Si vous avez raison alors l'article de Baverez dans le point est hors sujet. Personne n'a encore fait, semble-t-il, la comparaison entre Bitcoin et Libra. Cette volonté de faire sauter le verrou de la sphère privée en matière d'achat et de mouvements de fonds est terrifiante.

Vous êtes en avance sur le débat public en France.
# Posté par Laurence Derain | 08/11/19 11:33
Léo Viguier's Gravatar N'êtes-vous pas plus conservateur que les banques centrales et notamment que la Commission Européenne ?
# Posté par Léo Viguier | 09/11/19 20:17
DD's Gravatar @ Léo Viguier

Malgré la documentation nombreuse fournie par le groupement qui soutient le Libra, il reste de nombreuses zones d'ombres. Mais l'essentiel est dit. Ce n'est pas l'aspect monétaire qui prime mais la volonté de briser le secret des transactions pour assembler des masses de données de consommation individualisées à exploiter au même titre que les données Facebook. Autre aspect : ce peut être un immense succès qui pourrait devenir totalement incontrôlable. Le Bitcoin a réussi a accumuler à un moment près de mille milliards de dollars de contre-valeurs. Là on parle de 20 fois plus en moins de cinq ans et probablement 100 fois plus en dix ans. Entièrement manipulables.

Comme nous entrons en ce moment dans les discussions fondamentales d'autorisation ou non, nous prenons parti. C'est non ! Et cela ne peut pas être "oui un peu", pour voir, comme pour le Bitcoin. Car là on ne parle plus de quelques dizaines de milliers de victimes mais potentiellement de plus d'un milliard !

En revanche le potentiel international des solutions de monnaies électroniques doit être exploité, pas tant par les banques centrales nationales ou plurinationales, mais par une autorité supérieure. Je ne vois que le FMI.

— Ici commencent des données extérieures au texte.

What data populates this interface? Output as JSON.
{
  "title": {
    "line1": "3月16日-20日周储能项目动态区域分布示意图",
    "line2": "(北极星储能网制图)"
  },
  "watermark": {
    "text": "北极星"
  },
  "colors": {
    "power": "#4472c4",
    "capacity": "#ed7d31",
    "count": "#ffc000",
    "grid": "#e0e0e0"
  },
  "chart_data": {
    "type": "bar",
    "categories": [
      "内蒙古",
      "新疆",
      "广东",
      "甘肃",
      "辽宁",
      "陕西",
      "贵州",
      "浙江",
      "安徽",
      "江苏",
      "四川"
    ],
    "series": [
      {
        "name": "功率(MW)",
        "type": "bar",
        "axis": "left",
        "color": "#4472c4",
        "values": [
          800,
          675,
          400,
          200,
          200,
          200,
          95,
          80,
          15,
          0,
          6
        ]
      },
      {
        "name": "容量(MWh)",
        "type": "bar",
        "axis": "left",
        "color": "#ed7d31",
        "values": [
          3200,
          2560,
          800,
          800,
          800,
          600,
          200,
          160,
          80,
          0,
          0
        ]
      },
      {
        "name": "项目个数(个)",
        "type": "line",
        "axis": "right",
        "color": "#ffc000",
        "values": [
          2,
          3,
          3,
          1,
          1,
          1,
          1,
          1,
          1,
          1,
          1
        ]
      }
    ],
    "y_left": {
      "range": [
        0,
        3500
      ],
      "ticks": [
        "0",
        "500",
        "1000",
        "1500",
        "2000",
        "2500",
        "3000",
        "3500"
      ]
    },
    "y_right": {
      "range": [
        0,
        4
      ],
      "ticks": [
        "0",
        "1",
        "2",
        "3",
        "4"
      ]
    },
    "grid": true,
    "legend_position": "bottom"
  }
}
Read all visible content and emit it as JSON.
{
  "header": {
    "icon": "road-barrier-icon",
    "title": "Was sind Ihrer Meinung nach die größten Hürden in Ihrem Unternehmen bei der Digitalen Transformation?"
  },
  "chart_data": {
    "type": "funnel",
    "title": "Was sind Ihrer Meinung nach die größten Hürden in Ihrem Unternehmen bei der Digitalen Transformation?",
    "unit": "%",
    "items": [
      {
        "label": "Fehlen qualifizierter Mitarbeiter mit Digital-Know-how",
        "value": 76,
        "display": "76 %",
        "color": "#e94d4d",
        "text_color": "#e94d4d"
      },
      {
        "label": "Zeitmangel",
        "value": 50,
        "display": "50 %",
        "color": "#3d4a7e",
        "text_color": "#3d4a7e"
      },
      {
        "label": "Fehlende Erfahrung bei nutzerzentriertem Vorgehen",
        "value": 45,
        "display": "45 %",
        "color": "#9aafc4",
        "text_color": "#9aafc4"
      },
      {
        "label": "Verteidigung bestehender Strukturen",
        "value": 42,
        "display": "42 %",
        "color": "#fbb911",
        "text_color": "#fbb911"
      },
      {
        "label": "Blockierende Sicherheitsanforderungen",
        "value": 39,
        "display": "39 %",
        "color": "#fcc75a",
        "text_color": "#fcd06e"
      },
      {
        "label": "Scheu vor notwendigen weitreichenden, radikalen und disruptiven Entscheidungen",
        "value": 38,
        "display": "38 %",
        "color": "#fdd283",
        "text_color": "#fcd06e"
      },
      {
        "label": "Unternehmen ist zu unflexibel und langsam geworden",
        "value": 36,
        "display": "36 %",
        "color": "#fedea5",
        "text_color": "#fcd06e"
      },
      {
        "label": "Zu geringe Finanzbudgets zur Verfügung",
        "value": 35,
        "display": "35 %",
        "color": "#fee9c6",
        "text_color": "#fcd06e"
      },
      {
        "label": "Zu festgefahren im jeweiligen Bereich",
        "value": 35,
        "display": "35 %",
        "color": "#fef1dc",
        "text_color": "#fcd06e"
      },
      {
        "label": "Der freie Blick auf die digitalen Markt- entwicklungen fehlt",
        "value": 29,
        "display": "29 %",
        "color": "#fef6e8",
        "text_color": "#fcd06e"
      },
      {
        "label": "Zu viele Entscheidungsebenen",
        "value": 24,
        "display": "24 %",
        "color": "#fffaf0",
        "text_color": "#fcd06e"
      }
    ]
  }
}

Il ne s'agit pas de conservatisme. Allons de l'avant. Mais pas n'importe comment. Ne recommençons pas le coup de l'Euro, qui avait été soutenu malgré les nombreux défauts de construction, qui est désormais dysfonctionnel et irréformable. Zuckerberg veut déclencher un feu de forêt quand le mistral souffle, en espérant que la culture sur brûlis lui rapportera gros. C'est bien pire que les feux d'Amazonie. Ce projet malsain doit être étouffé dans l’œuf. C'est aujourd'hui pas demain.
# Posté par DD | 10/11/19 13:11
Sojin's Gravatar Bien vu.
Et un mondio adossé aux droits de tirage spéciaux serait plus que bien.